Silence, la nueva de Scorsese, es uno de esos raros fenómenos de grandes producciones que son a la vez personalísimas, íntimas casi, como El árbol de la vida (2011) de Terrence Malick o Aguirre, la ira de Dios (1972) de Werner Herzog. Silence presenta las preocupaciones católicas de Scorsese en torno a la fe, la traición y la conversión bajo la forma de la persecución religiosa que tuvo lugar en el Japón del siglo XVII. Hasta ese territorio lejano, separado del mundo que conocen, llegan dos sacerdotes portugueses, Rodrigues (Andrew Garfield) y Garupe (Adam Driver), con una misión que incluye tanto buscar a Ferreira (Liam Neeson), un misionero del que no se tuvieron más noticias aunque los rumores dicen que apostató, y apuntalar la fe de una población rural pobre y aislada, que profesa una fe moldeada a fuerza de malentendidos, sobre todo lingüísticos.

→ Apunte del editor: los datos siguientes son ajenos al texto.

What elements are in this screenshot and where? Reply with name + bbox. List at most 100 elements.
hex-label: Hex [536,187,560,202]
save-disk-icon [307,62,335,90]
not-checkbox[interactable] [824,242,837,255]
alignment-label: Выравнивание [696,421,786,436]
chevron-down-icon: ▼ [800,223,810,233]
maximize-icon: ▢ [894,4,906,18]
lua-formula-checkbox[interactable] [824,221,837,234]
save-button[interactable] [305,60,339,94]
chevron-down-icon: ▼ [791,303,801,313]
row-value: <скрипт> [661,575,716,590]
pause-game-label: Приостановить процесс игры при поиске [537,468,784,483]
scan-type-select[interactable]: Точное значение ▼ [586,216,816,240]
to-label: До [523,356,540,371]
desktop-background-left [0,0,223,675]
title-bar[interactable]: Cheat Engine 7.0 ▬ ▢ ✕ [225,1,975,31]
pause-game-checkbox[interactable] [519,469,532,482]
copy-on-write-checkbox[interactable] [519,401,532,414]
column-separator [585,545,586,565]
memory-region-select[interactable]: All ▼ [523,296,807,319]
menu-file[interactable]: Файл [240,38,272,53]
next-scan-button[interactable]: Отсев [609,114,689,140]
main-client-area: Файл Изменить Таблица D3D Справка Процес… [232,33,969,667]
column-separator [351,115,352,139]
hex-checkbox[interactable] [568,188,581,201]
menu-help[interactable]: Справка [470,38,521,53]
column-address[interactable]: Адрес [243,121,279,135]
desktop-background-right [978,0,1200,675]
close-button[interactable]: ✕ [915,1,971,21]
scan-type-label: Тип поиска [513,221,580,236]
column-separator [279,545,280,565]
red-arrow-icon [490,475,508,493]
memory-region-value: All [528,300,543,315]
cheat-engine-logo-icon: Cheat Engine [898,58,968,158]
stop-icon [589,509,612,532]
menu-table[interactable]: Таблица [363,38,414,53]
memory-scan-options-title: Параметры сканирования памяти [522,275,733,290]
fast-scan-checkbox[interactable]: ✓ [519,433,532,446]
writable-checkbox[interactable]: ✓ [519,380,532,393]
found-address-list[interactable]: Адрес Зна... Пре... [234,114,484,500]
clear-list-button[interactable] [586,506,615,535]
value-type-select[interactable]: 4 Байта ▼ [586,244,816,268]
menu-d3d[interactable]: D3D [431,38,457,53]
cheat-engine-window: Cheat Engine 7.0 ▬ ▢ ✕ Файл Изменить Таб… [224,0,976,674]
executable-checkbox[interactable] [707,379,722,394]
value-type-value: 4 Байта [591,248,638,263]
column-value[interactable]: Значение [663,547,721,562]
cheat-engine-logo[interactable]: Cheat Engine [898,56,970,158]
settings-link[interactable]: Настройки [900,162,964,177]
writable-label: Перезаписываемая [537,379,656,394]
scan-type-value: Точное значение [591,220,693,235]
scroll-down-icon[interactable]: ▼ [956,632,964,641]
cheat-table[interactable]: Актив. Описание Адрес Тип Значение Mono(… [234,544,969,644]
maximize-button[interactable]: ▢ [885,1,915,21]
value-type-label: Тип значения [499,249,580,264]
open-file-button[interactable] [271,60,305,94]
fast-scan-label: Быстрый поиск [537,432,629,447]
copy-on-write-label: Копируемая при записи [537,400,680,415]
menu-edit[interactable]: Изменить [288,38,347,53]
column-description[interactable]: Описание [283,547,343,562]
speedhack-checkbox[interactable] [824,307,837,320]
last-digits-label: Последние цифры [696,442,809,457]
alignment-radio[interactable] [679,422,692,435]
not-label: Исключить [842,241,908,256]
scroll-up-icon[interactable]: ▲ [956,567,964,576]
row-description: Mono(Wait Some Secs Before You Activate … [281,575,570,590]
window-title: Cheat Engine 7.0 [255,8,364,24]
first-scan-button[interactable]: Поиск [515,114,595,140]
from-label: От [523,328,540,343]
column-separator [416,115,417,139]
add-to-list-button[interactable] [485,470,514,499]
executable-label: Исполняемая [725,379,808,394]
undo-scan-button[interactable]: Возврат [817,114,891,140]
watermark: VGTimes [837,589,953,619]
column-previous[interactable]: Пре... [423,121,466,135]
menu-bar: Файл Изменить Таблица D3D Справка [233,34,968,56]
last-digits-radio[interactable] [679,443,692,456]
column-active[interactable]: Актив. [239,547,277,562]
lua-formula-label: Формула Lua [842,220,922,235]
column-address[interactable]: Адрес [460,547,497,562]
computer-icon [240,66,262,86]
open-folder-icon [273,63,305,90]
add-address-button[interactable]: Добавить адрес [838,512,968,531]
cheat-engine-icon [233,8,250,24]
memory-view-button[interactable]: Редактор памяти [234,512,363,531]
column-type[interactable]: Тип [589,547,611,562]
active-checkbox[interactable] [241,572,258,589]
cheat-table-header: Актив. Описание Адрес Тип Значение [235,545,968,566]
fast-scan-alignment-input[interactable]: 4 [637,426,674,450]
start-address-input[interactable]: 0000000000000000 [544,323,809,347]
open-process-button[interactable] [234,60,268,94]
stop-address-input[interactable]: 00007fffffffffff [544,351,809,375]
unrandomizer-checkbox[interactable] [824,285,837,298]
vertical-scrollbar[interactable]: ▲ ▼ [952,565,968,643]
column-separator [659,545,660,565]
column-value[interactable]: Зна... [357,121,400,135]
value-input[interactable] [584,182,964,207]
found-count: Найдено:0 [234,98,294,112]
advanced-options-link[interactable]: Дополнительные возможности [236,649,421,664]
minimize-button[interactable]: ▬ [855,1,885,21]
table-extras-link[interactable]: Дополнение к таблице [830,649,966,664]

Bien al comienzo de la película, de una belleza que no da respiro, los dos sacerdotes jóvenes acceden a ese Japón histórico y legendario a la vez después de atravesar una muralla de niebla que parece la condensación física del silencio, en planos de una artificialidad marcada que muestran la llegada en bote a esas nuevas costas como si se tratara del ingreso en un bosque fantástico, algo que parece salido más de Los cuentos de la luna pálida (1953) de Mizoguchi que del repertorio de Scorsese. Lo que pasa es que el mundo conocido, donde la fe está ordenada y reglamentada por una institución que ya tiene varios siglos, queda atrás para estos dos religiosos cuya juventud, inexperiencia e incluso debilidad no dejan de contrastar con la crudeza del escenario que los recibe, donde las cruces precarias se tallan en palos y las personas mueren crucificadas o quemadas como los primeros mártires del cristianismo. En estas nuevas condiciones, el desafío para la fe de los padres será el de permitir que los fieles se entreguen a la muerte como ovejas al matadero o cuestionarse lo suficiente como para empezar a concebir formas alternativas de la creencia, como la de esa especie de Judas payasesco que representa Kichijiro (Yozuke Kubozuka), un bufón que apostata cuantas veces sea necesario para salvar el pellejo, que profesa una fe sin heroísmo.
La película está basada en una novela homónima de Shuzaku Endo, de 1966, que Scorsese descubrió en la década del 80 y a la que eligió darle forma visual teniendo en cuenta el cine japonés que le fascinó, desde Mizoguchi hasta Kurosawa. Es ese cruce de culturas, ese traslado a otra época y lugar, lo que vuelve posible a Silence y permite darle cierto tono épico al viaje de estos hombres a un territorio hostil donde la fe católica, como la de esos primeros cristianos doblemente perseguidos por romanos y judíos, adopta un perfil de resistencia y de libertad individual frente al poder del Inquisidor y permite soslayar el hecho de que la misma iglesia estaba llevando a cabo una inquisición más sangrienta en Occidente. Lejos de esa iglesia asesina y torturadora y de la actual iglesia pedófila y policial, la fe de los sacerdotes aparece como un objeto valioso y frágil en Silence, que debería hacerlos trascender este mundo de carne y debilidad -ese mundo de cuerpos que el catolicismo siempre despreció- pero en cambio los vuelve más humanos frente al silencio de ese dios que parece dejarlos tan solos.
De todas formas, lo más interesante de Silence quizás no sea ese problema central que se despliega en la biografía de cada uno de sus protagonistas sino el choque de culturas que Scorsese elige destacar en un diálogo brillante donde Ferreira le expone a Rodrigues las diferencias ideológicas que hacen de un catolicismo literal algo imposible para la mentalidad japonesa, en el que es quizás el único aspecto de la película que dialoga con este presente de fundamentalismos del que la iglesia católica misma es una parte encarnizada.